Blog Post
Publication: CLOSLER.org, Johns Hopkins Medicine
Title: What can healthcare providers learn from architects?
Publication Date: December 11, 2018
Authors Diana Anderson, MD
Five Lessons From Architectural Design
Closler.org has an email subscription of ~6,000 healthcare providers and is regularly visited by thousands of individuals from 70 countries.
Emerging professionals in architecture and medicine are moving beyond infrequent intersections and seek a convergence of career models. What can clinical practice learn from the design field of architecture?
Here’s what I’ve learned in my career as both architect and physician:
Lesson 1: “Always design a thing by considering it in its next larger context – a chair in a room, a room in a house, a house in an environment, an environment in a city play.” – Eliel Saarinen, Finnish Architect, 1873-1950
Architects are taught to respect context and design for the experience of being in a place. As providers, learning the context of our patients and their social determinants of health is key to the biopsychosocial model of care. It becomes more than just the pathophysiology of presenting illness or symptoms.
Lesson 2: One size does not fit all.
At a recent design meeting for a critical care renovation project, the intensivist noted the provision of a large conference room in the proposed floor plan which could be used for both rounds and to break bad news to families. The physician recounted that from his experience, under or oversized rooms can have an effect on the experience of these difficult conversations – a separate smaller room is often needed. As providers, we know that patients and disease effects are not created equal. Patient health burdens can be unequal within a similar pathophysiological framework.
Lesson 3: In architecture a “parti” is the central idea of a building, usually represented as a diagram in shapes to explain the design concept.
As designers, we need a way to explain the idea of our product. We use the parti as a guidepost in designing the many aspects of a building, and always consider how its design can express and reinforce the essential idea of the building. In medicine, our patient histories involve a chief complaint and history of present illness, but what would happen if our clinical parti was the social history and the patient’s overall narrative as our foundation – who they are, what is important to them. These should never become lost and should always ground us in the care of a patient.
Lesson 4: “We shape our buildings: therefore they shape us.” – Winston Churchill
Architects design for experiences by developing spaces for people. Indoor and outdoor spaces, buildings, landscape architecture, and city planning have important effects on us – design can promote exercise and health, keep us safe, inspire us and made us feel good or bad. As providers, we care for people and in the process impact their lives. In return, patients can profoundly impact our practice and lives as well. Just like architecture, medicine is not only a science but also a craft.
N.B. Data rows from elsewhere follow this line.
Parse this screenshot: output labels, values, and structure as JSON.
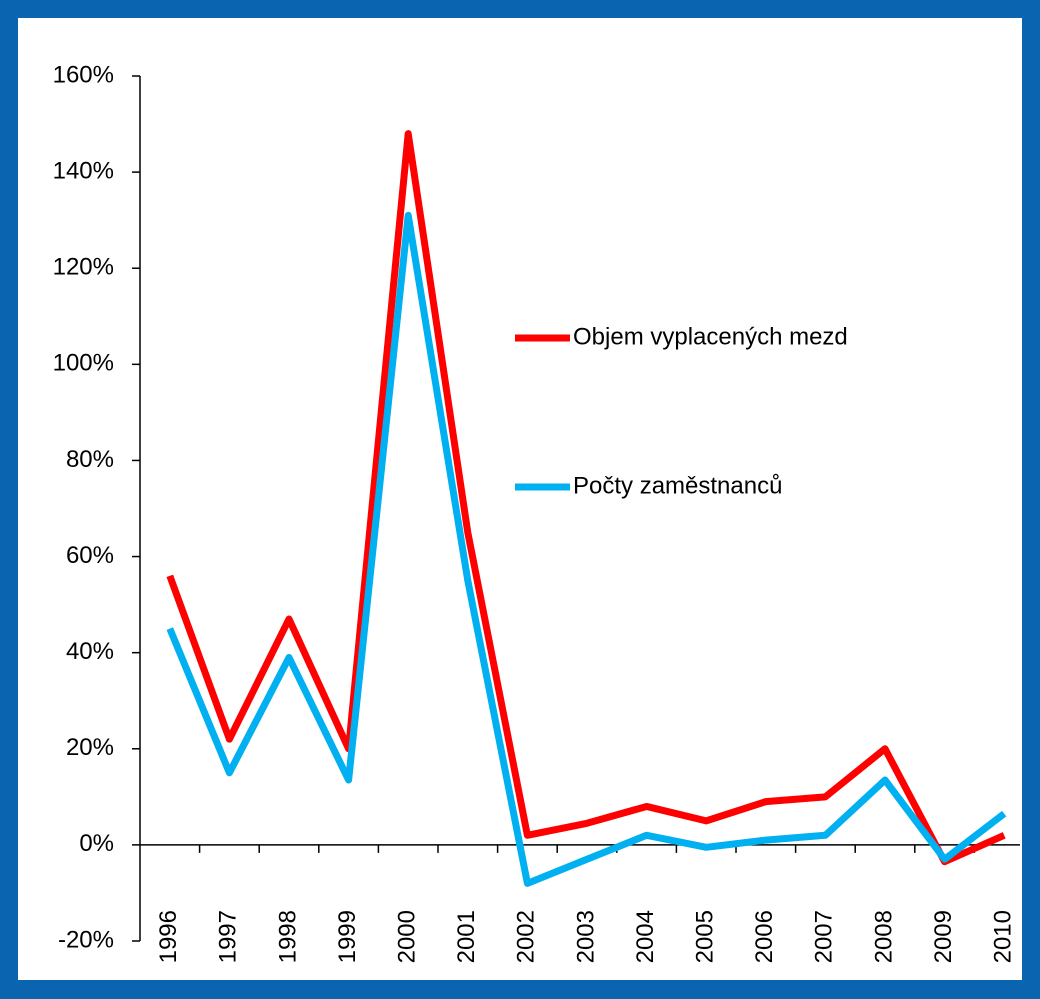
{
  "chart_data": {
    "type": "line",
    "categories": [
      "1996",
      "1997",
      "1998",
      "1999",
      "2000",
      "2001",
      "2002",
      "2003",
      "2004",
      "2005",
      "2006",
      "2007",
      "2008",
      "2009",
      "2010"
    ],
    "series": [
      {
        "name": "Objem vyplacených mezd",
        "color": "#ff0000",
        "values": [
          56,
          22,
          47,
          20,
          148,
          65,
          2,
          4.5,
          8,
          5,
          9,
          10,
          20,
          -3.5,
          2
        ]
      },
      {
        "name": "Počty zaměstnanců",
        "color": "#00b0f0",
        "values": [
          45,
          15,
          39,
          13.5,
          131,
          55,
          -8,
          -3,
          2,
          -0.5,
          1,
          2,
          13.5,
          -3,
          6.5
        ]
      }
    ],
    "ylim": [
      -20,
      160
    ],
    "yticks": [
      {
        "value": -20,
        "label": "-20%"
      },
      {
        "value": 0,
        "label": "0%"
      },
      {
        "value": 20,
        "label": "20%"
      },
      {
        "value": 40,
        "label": "40%"
      },
      {
        "value": 60,
        "label": "60%"
      },
      {
        "value": 80,
        "label": "80%"
      },
      {
        "value": 100,
        "label": "100%"
      },
      {
        "value": 120,
        "label": "120%"
      },
      {
        "value": 140,
        "label": "140%"
      },
      {
        "value": 160,
        "label": "160%"
      }
    ],
    "grid": false
  }
}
Lesson 5: “The Sun does not realise how wonderful it is until after a room is made.” – Louis Kahn, American architect, 1901-1974
In architecture, the concept of void or negative space is something we incorporate into design of buildings. There is a well-known series of black and white photographs which capture the sky by viewing upwards within narrow European streets. The building facades are in silhouette around the edges and the sky becomes a form, shaped by the buildings. One cannot have a building without the framing of abstract spaces/voids; the negative can become the positive and the two work in harmony to create the whole. As clinicians we cannot forget this “negative space” in addition to the positive. Sometimes not pursuing a treatment may be the best option for a patient, or even just a silent pause during a patient history can give someone a chance to mention something important.
Together, clinicians and architects can find a balance between illness, health, and design, inspiring the emergence of a new mode of practice. Therapeutic design as a form of treatment and support requires participation of both the clinician and the architect.